Lauren - bauxite, Arkansas
Entered on April 30, 2009
Age Group: Under 18
Themes: illness, setbacks

I believe in “a little bit longer.” Every once in a while, I feel like the world is going to end. Hopelessness overwhelms me and happiness vanishes. Trusting God will get me through it.

When I was twelve, I was diagnosed with Type One diabetes. Barely able to move, my mom took me to Arkansas Children’s Hospital. Within minutes, I was lying on a tiny bed with a saline IV in my left hand. The doctor told us the news. All of my self control suddenly disappeared, bringing oceans of tears. I never thought “why me?”. I only wondered how this could happen.

The next few days in the hospital were an emotional roller coaster. My science teacher brought me a poster full of signatures and reassuring words. I never imagined that a simple card would be so meaningful. One girl wrote, “Don’t worry. Everything happens for a reason, for the greater good. Look to the bible for answers. God has a plan.” Her words were so encouraging. The poster hangs in my room as a reminder of how much people care about me.

The main emotion I felt was unfairness. It wasn’t fair that my friends could eat without thinking. I hated taking five shots every day. Then I remembered Audrey, my cousin, who also has diabetes. When I first learned of her diagnosis, I felt sympathetic, but my sympathy turned to empathy. We were going through the same thing. However, a few months later, Audrey got an insulin pump. Now she wouldn’t have to take shots. It was like a slap in the face. Not the kind that hurt, just that overwhelming feeling of being left out. I was just starting to catch up to speed with her when I did shots and finger pricks. Now she’d be able to do it faster? I was happy for her because already, I understood the frustration of shots. I knew she deserved it. After all, she had been living with this for three years.
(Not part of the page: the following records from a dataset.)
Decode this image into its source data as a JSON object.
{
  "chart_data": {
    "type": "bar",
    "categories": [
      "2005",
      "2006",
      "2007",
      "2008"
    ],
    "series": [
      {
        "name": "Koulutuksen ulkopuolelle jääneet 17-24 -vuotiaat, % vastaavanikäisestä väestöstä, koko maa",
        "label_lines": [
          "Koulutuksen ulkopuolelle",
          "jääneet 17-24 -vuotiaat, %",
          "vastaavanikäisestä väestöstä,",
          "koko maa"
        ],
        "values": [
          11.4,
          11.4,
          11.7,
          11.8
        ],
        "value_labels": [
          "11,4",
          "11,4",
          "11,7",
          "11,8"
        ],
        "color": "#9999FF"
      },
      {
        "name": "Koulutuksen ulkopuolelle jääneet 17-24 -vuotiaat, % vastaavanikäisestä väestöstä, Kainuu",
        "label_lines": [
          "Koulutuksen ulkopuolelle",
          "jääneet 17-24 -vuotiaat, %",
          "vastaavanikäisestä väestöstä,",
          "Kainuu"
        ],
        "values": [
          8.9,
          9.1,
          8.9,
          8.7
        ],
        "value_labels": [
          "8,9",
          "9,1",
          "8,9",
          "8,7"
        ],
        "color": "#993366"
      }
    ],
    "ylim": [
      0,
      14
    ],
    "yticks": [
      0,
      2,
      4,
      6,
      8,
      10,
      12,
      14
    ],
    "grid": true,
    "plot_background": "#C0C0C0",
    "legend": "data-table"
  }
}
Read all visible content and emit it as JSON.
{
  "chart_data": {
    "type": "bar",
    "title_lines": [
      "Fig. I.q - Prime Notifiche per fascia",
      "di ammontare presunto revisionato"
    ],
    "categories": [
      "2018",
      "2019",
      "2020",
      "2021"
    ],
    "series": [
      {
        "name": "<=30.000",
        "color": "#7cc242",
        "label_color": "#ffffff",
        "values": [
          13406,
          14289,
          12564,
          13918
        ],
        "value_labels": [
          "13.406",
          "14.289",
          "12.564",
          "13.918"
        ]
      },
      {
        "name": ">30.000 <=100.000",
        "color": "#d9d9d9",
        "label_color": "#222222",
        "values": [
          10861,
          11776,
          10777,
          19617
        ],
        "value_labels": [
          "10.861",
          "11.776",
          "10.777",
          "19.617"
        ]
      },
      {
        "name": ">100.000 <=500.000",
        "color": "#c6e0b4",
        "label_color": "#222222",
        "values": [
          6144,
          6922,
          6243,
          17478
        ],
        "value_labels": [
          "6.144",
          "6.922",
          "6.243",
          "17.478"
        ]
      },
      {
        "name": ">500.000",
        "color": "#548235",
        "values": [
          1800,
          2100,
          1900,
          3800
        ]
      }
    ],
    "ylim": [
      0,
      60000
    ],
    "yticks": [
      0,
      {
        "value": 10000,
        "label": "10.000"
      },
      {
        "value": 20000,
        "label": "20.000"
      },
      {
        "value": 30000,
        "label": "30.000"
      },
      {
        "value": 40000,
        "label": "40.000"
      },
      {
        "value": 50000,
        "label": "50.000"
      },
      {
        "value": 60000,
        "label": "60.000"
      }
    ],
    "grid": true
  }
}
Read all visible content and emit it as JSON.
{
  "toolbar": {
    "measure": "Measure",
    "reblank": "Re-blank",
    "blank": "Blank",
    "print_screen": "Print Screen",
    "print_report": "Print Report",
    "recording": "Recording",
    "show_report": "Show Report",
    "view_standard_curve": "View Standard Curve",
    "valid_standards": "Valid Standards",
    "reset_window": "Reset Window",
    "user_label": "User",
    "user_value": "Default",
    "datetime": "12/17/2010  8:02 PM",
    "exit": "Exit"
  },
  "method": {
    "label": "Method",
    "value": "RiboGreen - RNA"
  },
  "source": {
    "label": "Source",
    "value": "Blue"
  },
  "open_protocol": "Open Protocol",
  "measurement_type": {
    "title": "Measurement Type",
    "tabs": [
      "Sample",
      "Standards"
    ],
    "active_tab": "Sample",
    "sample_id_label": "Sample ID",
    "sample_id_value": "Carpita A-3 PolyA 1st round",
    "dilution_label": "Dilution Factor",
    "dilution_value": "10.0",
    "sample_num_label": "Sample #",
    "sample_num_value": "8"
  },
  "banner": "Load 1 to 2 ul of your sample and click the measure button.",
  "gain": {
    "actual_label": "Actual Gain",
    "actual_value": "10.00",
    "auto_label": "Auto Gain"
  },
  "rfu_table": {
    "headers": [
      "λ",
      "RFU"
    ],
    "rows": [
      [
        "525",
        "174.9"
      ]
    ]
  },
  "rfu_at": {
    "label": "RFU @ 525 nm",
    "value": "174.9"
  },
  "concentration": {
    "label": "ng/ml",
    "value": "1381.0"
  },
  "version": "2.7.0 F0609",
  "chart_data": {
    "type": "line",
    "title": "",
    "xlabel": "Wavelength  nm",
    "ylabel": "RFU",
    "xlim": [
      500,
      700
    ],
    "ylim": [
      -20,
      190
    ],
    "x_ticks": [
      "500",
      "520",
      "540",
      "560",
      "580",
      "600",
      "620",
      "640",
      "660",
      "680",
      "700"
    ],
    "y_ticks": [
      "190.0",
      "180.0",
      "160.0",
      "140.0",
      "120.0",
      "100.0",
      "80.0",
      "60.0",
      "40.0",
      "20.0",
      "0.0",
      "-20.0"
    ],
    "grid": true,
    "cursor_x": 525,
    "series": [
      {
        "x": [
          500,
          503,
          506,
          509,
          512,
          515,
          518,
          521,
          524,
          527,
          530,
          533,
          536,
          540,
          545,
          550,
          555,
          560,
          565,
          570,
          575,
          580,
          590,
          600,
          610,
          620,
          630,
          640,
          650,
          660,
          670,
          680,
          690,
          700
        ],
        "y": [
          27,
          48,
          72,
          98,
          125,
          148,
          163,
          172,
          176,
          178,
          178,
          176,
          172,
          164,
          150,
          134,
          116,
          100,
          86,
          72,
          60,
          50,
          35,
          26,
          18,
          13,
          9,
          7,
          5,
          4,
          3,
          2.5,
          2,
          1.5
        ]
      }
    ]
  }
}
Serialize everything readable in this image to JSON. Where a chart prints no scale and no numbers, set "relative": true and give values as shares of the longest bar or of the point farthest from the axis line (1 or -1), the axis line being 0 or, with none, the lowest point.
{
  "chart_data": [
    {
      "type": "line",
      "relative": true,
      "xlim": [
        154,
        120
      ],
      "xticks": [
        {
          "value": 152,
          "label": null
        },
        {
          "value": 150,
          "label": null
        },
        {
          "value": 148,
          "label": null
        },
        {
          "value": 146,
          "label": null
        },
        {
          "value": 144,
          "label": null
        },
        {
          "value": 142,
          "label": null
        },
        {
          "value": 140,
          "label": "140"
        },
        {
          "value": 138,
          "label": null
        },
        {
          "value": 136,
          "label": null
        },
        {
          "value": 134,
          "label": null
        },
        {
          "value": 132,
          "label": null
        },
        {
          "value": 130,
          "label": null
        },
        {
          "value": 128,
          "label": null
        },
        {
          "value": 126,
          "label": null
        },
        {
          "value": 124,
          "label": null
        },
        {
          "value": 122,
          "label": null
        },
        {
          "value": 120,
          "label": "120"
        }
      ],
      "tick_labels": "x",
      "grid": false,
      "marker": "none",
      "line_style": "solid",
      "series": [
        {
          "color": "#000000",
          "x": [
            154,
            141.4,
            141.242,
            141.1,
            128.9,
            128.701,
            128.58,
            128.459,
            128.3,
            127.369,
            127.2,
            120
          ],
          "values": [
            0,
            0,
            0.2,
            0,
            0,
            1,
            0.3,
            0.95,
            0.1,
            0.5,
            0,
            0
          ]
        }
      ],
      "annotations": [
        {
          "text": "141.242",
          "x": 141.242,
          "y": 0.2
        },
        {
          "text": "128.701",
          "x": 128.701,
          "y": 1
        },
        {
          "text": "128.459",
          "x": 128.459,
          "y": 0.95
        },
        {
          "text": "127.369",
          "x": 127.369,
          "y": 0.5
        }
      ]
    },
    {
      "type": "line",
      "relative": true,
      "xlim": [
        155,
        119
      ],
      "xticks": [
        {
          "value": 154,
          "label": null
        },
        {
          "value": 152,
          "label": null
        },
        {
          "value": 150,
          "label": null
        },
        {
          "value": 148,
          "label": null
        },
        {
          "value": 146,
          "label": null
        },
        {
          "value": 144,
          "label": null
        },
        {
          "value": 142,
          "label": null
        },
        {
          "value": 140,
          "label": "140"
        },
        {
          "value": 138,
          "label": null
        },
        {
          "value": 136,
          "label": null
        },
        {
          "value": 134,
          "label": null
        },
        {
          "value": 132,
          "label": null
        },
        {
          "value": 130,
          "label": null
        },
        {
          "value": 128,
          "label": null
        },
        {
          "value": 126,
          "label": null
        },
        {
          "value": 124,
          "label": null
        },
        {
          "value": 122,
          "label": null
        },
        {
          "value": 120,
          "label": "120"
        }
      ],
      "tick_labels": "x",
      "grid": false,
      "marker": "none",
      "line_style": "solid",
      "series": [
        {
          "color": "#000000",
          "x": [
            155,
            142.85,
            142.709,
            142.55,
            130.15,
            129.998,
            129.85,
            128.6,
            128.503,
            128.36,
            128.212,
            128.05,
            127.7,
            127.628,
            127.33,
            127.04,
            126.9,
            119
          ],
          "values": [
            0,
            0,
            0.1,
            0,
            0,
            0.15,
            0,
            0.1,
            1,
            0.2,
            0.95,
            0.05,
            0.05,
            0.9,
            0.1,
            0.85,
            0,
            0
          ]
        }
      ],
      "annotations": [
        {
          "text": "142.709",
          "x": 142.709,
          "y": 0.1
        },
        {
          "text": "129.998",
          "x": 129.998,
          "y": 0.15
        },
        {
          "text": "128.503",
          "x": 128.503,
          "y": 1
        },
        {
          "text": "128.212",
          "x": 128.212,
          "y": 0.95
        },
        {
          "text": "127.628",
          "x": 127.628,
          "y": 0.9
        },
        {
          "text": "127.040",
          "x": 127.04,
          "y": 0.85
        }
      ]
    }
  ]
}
Nick Jonas wrote the song “A Little Bit Longer” about his diabetes. One line states, “You don’t know what you got till it’s gone”. It’s a cliché, but there is some truth in it. Sure, everyone knows the possibilities, but do people really think about what could be taken away from them so quickly?

Jealousy was soon extinguished, as I have a pump now too. I feel guilty because Audrey is more excited for me than I was for her. A year of having diabetes myself has changed my perspective. Now I see how much I took simple things for granted. I never thought I’d have to calculate the carbohydrates I ate.

Unfair things are inevitable. That’s when I have to hang on just “A Little Bit Longer”. If a frustrating situation arises, I remember 2 Corinthians 4:17. The little troubles we suffer now for a short time are making us ready for the great things God is going to give us forever.